The European Union will continue to fund humanitarian agencies in Burundi while announcing Monday that it has suspended direct support to the Bujumbura government.
The EU is Burundi's biggest aid donor, funding about half the annual budget of the central African country - one of the world's poorest.
More than 440 people have been killed and nearly 240,000 fled to neighbouring countries since last April when President Pierre Nkurunziza announced his bid to extend his rule, which he won in a disputed July election.
"The situation in Burundi remains of serious concern for the EU, though we have seen recently some glimpses of hope. Today's decision makes clear that for our relations to be fully resumed we expect a number of concrete measures to be carried out," EU's foreign affairs commissioner Federica Mogherini said.

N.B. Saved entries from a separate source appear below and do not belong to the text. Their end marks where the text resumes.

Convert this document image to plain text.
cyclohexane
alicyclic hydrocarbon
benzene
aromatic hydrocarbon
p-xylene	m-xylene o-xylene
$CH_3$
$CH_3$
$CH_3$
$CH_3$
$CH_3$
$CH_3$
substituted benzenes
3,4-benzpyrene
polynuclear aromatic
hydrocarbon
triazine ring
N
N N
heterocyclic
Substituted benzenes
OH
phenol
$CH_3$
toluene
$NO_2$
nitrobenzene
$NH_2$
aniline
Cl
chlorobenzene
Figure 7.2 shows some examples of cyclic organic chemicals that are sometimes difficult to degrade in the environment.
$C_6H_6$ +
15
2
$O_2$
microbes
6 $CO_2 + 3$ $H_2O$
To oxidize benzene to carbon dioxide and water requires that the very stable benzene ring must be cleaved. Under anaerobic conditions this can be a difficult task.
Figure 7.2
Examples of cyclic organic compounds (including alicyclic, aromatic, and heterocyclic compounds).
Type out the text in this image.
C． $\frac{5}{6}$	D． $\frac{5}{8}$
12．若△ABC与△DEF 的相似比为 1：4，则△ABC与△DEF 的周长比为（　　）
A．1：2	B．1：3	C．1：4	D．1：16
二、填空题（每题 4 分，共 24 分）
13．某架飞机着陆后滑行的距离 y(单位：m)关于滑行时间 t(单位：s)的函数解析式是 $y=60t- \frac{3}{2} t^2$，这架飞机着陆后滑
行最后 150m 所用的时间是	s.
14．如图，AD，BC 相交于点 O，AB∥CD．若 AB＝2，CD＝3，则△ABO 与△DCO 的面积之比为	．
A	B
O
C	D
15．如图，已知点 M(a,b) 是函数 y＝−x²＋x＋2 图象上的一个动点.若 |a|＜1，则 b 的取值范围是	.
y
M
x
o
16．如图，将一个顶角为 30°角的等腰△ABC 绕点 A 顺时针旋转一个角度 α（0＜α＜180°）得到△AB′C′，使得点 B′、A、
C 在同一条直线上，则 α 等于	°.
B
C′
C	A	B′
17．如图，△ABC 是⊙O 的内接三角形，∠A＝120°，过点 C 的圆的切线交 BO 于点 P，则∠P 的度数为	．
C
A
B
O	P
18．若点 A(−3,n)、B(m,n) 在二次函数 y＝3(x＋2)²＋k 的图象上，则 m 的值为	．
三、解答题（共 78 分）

After a visit by United Nations Secretary-General Ban Ki-Moon last month, followed by another by five African presidents, President Nkurunziza agreed to hold an inclusive dialogue, committing himself to engage in the talks.
"The government of Burundi has committed to the deployment of 100 AU human-rights observers and 100 military monitors to Burundi to monitor the situation,” said South Africa’s President Jacob Zuma who led the African Union high level delegation in Bujumbura.
President Zuma said Uganda’s President Yoweri Museveni will convene an inclusive dialogue that will be attended by all relevant stakeholders as soon as possible to continue the work that he has already started of facilitating peace talks in Burundi.
The EU did not however spell out what measures Burundi must take for the aid funds to resume.